De beroepscommissie heeft klager alsmede zijn raadsvrouw, mr. S.G.E. Koumans, in de gelegenheid gesteld om het beroep schriftelijk toe te lichten. De locatie Havenstraat is sinds oktober 2013 gesloten. Nu voorheen de locatie Havenstraat samen met de
locatie Tafelbergweg de penitentiaire inrichtingen Amsterdam vormde, is de directeur van de locatie Tafelbergweg in de gelegenheid gesteld schriftelijk te reageren op het beroep.
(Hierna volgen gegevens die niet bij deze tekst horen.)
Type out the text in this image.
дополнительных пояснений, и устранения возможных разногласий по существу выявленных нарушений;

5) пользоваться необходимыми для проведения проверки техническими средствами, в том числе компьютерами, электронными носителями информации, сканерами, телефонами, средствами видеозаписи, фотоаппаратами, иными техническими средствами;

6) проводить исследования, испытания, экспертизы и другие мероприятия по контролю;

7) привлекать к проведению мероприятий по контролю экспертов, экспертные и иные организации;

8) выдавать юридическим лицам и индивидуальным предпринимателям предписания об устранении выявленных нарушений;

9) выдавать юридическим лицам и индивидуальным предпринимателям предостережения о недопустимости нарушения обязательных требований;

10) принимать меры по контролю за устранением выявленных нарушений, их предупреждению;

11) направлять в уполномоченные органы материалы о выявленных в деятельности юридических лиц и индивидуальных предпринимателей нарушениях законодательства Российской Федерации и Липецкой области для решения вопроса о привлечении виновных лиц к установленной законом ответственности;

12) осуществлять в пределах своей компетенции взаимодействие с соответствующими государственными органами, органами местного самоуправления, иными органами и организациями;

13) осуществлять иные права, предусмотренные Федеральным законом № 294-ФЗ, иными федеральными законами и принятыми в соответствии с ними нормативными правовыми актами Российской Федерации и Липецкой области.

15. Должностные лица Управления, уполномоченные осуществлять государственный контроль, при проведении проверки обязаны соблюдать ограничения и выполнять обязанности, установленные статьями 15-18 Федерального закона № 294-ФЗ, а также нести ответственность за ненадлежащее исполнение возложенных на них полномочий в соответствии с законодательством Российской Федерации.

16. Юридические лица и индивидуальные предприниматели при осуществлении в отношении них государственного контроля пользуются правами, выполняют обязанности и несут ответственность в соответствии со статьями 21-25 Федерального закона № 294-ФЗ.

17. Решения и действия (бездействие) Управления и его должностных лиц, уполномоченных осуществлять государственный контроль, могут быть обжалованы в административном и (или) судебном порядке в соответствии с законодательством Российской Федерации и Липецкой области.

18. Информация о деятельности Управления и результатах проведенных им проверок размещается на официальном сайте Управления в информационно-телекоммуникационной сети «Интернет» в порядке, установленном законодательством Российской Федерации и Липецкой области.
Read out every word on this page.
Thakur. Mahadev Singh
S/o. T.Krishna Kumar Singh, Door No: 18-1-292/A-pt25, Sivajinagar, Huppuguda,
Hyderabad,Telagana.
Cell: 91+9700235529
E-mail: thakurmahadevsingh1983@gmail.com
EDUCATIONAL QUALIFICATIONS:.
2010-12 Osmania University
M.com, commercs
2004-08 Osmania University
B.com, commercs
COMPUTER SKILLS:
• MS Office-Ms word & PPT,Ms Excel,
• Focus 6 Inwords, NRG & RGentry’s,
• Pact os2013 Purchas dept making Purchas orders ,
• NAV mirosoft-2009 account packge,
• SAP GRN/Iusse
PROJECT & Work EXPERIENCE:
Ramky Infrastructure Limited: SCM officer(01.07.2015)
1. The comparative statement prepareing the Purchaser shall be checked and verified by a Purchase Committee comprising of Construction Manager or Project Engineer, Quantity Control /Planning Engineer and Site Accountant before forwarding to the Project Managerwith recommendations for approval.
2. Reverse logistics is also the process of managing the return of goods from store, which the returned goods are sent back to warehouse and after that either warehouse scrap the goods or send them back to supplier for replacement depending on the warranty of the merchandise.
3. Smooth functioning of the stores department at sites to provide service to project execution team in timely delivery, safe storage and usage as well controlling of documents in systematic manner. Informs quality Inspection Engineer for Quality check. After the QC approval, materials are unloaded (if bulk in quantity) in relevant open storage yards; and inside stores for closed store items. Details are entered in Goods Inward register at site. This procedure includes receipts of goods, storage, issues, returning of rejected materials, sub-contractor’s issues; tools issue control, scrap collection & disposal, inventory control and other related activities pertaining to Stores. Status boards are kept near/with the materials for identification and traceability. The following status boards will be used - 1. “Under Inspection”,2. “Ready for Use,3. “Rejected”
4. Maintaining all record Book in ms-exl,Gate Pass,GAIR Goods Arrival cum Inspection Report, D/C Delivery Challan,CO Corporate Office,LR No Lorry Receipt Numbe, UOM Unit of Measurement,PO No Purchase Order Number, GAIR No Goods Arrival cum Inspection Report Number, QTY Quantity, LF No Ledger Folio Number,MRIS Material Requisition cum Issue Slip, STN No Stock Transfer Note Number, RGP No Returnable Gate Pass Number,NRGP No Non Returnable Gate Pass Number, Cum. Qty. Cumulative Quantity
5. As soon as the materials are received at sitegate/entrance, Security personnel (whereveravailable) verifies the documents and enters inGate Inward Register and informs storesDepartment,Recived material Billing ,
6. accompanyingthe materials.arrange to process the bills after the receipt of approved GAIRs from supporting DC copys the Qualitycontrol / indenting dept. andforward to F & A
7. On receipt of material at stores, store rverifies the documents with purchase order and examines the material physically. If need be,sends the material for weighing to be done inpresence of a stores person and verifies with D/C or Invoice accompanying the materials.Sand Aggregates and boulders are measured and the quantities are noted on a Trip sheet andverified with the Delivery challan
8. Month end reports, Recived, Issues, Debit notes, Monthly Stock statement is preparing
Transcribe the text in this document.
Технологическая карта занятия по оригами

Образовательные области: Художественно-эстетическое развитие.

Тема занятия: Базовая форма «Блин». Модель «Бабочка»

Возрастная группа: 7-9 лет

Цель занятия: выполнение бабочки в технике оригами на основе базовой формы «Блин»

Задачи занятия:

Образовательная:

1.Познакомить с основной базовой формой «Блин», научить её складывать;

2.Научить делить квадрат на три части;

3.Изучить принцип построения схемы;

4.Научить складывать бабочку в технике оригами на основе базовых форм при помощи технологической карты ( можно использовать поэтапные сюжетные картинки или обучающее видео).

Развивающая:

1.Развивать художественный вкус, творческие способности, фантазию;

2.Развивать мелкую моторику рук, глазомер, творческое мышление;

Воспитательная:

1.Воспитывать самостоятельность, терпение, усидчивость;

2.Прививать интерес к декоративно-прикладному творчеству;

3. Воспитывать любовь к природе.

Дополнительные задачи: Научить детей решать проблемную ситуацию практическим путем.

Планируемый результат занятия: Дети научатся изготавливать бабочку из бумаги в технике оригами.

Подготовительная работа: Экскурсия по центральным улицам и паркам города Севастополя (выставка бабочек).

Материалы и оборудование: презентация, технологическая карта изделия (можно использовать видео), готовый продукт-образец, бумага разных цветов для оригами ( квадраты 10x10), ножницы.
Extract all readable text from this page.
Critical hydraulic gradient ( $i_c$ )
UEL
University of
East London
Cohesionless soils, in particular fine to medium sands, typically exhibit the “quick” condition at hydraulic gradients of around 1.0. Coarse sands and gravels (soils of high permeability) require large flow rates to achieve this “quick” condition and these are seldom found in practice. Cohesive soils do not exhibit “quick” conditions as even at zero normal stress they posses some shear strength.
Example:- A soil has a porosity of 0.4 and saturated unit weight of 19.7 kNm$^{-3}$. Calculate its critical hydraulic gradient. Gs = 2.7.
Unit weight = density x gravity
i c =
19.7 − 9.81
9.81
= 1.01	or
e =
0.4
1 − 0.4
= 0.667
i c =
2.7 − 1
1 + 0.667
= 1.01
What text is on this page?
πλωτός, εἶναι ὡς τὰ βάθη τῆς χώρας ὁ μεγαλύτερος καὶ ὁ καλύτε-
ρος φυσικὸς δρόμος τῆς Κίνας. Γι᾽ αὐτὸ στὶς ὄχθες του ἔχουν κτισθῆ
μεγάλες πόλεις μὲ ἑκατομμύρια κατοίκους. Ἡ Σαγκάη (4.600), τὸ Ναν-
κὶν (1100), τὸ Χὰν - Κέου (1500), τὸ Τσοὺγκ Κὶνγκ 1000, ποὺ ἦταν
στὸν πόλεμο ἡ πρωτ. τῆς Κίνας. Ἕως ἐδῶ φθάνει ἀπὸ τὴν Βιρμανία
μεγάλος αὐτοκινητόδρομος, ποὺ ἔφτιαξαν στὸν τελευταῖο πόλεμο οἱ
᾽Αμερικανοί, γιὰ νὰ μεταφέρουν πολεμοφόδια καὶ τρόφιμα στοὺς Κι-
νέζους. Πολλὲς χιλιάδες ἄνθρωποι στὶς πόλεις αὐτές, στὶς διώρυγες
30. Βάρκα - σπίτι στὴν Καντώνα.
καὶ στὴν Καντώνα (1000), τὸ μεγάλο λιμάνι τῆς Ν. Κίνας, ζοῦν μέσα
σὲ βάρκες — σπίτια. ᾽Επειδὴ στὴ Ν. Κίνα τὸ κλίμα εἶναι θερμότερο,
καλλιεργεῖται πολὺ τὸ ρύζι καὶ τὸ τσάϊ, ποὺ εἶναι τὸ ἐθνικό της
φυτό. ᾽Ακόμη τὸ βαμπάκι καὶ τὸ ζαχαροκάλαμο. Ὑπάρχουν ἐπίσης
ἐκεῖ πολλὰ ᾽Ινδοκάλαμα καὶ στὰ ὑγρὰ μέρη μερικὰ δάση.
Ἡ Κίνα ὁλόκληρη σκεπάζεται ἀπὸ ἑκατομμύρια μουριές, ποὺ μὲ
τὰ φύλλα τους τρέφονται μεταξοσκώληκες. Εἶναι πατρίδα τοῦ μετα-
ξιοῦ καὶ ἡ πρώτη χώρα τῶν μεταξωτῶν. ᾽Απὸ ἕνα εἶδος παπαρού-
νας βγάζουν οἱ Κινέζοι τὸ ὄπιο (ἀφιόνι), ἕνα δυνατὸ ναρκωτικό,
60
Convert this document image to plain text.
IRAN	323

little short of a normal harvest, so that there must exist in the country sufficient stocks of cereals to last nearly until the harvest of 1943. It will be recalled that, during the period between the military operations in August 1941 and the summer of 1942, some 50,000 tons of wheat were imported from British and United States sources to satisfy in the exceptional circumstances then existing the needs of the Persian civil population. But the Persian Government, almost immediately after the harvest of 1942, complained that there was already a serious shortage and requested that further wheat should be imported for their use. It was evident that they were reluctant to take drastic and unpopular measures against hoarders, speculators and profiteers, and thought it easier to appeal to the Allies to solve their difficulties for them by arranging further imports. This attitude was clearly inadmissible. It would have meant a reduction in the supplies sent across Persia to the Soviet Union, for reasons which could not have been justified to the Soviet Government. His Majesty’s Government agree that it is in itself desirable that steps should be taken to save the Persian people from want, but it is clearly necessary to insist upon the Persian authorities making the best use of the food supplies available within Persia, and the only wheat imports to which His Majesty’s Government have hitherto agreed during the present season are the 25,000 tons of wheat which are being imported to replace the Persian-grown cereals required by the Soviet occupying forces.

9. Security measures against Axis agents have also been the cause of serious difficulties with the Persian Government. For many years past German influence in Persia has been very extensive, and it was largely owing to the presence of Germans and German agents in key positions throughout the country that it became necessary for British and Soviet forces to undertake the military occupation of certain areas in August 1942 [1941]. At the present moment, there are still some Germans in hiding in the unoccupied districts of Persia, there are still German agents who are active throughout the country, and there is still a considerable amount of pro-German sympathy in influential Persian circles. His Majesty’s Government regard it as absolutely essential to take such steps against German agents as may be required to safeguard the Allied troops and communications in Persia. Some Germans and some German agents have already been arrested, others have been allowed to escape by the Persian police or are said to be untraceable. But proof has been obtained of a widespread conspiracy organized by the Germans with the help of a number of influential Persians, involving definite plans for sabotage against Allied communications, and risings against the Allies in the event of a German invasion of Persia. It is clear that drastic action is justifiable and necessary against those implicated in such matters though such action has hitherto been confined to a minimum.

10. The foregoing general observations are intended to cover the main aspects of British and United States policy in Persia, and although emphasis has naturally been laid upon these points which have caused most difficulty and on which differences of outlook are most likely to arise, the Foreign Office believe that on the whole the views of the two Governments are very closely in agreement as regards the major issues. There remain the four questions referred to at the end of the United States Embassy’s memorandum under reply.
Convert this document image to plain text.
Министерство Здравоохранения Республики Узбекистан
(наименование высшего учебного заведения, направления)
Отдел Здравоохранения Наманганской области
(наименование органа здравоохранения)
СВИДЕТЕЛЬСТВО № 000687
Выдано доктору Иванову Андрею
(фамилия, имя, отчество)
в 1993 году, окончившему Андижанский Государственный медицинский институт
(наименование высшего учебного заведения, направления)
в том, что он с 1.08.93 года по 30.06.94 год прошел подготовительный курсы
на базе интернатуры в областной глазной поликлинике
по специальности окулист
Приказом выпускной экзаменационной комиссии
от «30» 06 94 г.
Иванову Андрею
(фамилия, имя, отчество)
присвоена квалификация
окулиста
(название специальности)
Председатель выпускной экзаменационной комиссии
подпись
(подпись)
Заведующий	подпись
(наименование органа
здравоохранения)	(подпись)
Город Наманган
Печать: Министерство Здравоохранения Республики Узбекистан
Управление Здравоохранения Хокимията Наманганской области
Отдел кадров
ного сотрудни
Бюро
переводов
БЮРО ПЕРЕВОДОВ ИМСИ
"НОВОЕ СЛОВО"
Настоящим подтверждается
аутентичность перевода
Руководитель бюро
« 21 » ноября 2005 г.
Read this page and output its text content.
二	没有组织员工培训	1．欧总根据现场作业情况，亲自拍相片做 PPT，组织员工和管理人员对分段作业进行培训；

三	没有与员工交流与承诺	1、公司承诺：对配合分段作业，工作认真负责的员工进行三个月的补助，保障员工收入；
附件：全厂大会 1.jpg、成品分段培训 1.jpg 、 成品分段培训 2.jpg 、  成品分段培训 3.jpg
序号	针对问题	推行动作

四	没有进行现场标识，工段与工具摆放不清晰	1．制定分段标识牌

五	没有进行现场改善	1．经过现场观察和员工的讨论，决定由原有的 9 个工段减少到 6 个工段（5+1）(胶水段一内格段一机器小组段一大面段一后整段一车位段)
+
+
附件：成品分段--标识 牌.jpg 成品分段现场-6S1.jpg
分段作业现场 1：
Op grond van haar onderzoek overweegt en beslist de beroepscommissie als volgt:
1. De inhoud van het beklag en de uitspraak van de beklagrechter
Het beklag betreft:
a. het doorsturen van onjuiste medische gegevens naar het laboratorium;
b. het niet herstellen door de directeur van de betalingsregeling tussen klager en het CJIB;
c. de omstandigheid dat klager niet bezocht is door een medewerkster van het Bureau Terugdringen Recidive, ondanks herhaalde verzoeken daartoe.
De beklagrechter heeft klager niet-ontvankelijk verklaard in zijn beklag op de gronden als in de aangehechte uitspraak weergegeven.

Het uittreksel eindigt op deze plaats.